# Slip Start to the Rescue!



## FRC (Aug 4, 2018)

Yesterday I was in Miner, Mo needing to supercharge. This supercharger is in the corner of a seldom used parking lot a few hundred yards off the roadway. There was 6-8 inches of new powder on the pavement, but with AWD I felt the chances were very good that the car could manage. Besides, I had to charge to get home. I got to the charger OK but on the way out I got stuck and could not move. I was thinking about calling a tow truck, when I remembered slip start. Being from the deep south, this is not a function that I have ever used, and I wasn't sure of it's usefulness. I located the toggle at the bottom of the driving menu, toggled it on, and viola, like magic the car drove out of my predicament like it was no problem at all! Happy that Tesla provided this function, happy that I remembered it when I needed it, and happy to be Home!


----------



## Klaus-rf (Mar 6, 2019)

Party On, Wayne!!


----------



## iChris93 (Feb 3, 2017)

FRC said:


> Being from the deep south, this is not a function that I have ever used, and I wasn't sure of it's usefulness.

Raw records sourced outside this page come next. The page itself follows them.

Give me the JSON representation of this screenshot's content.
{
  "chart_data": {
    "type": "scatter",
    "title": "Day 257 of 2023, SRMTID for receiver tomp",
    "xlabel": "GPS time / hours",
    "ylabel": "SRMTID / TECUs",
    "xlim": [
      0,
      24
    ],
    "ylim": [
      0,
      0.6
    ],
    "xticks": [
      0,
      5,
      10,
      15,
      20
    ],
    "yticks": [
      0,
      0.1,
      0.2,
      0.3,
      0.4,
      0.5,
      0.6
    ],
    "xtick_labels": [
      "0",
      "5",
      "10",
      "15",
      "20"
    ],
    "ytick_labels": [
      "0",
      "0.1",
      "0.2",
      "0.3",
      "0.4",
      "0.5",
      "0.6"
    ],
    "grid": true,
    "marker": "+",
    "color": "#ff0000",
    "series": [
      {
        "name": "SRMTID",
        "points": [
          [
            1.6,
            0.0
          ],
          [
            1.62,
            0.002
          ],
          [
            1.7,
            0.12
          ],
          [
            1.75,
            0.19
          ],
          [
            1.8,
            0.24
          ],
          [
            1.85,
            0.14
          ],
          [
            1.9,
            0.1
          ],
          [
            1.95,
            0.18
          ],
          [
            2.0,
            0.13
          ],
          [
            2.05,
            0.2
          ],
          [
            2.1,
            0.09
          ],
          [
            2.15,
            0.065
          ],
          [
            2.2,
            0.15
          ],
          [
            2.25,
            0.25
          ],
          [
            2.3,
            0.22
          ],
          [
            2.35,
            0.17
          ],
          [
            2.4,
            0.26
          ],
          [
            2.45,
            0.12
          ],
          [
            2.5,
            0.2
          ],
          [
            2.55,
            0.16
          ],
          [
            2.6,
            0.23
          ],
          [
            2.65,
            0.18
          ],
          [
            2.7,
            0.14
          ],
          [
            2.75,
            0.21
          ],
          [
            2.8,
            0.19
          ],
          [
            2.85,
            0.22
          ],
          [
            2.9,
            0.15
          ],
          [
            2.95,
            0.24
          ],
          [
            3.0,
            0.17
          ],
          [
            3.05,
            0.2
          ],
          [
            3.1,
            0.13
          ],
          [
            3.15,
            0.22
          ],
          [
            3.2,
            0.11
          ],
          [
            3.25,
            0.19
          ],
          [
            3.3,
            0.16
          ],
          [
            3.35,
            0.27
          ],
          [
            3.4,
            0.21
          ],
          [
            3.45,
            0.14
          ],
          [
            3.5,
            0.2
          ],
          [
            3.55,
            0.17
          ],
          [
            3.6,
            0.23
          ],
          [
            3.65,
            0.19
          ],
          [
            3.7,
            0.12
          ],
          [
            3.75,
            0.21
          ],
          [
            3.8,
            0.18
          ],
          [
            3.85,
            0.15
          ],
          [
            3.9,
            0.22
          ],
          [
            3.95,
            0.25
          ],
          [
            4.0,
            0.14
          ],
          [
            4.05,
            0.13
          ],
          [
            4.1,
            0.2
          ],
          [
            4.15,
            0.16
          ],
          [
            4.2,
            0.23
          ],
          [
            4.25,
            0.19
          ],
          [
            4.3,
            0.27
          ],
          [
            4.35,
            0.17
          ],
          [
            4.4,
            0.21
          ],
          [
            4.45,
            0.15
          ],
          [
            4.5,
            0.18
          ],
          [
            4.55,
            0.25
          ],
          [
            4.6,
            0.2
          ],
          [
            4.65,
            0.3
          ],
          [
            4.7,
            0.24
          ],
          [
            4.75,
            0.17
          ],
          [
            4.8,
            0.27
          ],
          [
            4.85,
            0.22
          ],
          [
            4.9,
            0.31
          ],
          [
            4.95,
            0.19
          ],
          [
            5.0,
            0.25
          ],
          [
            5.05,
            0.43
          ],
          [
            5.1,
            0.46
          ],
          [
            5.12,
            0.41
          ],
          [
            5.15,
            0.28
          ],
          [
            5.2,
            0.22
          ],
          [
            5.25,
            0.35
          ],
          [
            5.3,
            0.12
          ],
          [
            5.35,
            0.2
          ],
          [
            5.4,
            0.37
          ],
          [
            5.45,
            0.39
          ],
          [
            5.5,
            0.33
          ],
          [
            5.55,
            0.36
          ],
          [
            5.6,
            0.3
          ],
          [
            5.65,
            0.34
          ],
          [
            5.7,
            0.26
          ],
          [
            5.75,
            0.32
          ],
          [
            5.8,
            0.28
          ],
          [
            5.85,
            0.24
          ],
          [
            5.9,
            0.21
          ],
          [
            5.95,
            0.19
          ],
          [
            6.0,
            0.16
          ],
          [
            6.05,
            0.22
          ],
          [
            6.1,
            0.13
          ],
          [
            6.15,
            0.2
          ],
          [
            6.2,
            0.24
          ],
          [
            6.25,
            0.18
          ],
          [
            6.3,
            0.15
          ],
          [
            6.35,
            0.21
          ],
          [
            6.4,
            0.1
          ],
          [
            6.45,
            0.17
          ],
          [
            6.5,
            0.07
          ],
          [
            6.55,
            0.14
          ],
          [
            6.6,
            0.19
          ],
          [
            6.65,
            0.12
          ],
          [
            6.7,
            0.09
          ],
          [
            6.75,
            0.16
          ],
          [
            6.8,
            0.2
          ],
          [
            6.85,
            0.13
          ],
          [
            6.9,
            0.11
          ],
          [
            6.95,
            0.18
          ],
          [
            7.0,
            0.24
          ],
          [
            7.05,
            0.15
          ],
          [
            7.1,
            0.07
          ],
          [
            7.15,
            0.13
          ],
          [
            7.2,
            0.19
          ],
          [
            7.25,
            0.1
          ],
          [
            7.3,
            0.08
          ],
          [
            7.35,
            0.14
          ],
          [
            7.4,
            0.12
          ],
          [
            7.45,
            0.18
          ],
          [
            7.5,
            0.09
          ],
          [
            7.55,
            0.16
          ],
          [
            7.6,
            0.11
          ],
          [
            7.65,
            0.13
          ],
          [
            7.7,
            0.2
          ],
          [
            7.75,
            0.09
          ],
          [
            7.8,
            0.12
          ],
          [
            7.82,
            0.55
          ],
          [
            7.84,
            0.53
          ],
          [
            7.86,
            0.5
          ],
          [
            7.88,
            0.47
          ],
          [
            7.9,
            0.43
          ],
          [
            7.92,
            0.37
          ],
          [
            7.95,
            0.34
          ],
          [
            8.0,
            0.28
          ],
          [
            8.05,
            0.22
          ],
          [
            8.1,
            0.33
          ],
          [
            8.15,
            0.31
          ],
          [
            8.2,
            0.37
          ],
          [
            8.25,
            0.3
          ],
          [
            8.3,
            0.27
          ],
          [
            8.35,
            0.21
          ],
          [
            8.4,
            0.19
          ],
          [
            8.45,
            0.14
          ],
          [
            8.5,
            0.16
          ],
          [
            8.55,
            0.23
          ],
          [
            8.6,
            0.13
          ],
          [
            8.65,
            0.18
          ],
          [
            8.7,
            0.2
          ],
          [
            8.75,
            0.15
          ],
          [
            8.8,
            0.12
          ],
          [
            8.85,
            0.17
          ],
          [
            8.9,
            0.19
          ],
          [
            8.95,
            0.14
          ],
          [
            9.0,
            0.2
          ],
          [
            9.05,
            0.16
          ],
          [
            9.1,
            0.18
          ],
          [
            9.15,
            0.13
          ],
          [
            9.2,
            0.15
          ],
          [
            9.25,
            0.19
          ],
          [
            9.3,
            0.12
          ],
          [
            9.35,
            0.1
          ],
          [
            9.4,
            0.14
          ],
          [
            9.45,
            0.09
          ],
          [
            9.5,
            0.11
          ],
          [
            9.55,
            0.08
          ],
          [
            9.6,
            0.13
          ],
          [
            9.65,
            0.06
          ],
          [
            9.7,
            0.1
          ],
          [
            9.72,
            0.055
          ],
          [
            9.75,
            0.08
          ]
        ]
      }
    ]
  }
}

Knock on wood, I've never had to use it either even up here... but I do have winter tires. Good to know it is useful in case I ever do need it!


----------



## Ed Woodrick (May 26, 2018)

This is a great example of how "Reading the Manual" can sometimes save a lot of money!


----------



## FRC (Aug 4, 2018)

iChris93 said:


> Knock on wood, I've never had to use it either even up here... but I do have winter tires. Good to know it is useful in case I ever do need it!


I really was shocked at what a difference it made. Without it I was helplessly bogged, with it, I glided out without issue. Can someone explain how it works to me? Is it just all four wheels working synchronously? And, therefore do only AWD models have it?


----------



## garsh (Apr 4, 2016)

FRC said:


> Can someone explain how it works to me?


The traction control normally tries to prevent any little amount of tire spin.
"Slip start" dials down the traction control nanny so that your tires can spin on a slippery surface, at least a little bit. When you're stuck on ice, this is often the only way to get moving again.


----------



## DocScott (Mar 6, 2019)

It's available on RWD too. Not long after I got my RWD M3 in 2018 there was an early-season snowstorm in New York that was not well forecast, and thus none of the local communities did a good job treating the streets. The result was the worst traffic nightmare I've ever been in--a commute that normally takes about 25 minutes took about 7 hours. 

At one point early on in that I was stopped for a light and couldn't move, just like you. I remembered about slip start, toggled it on, and got going with no problem!


----------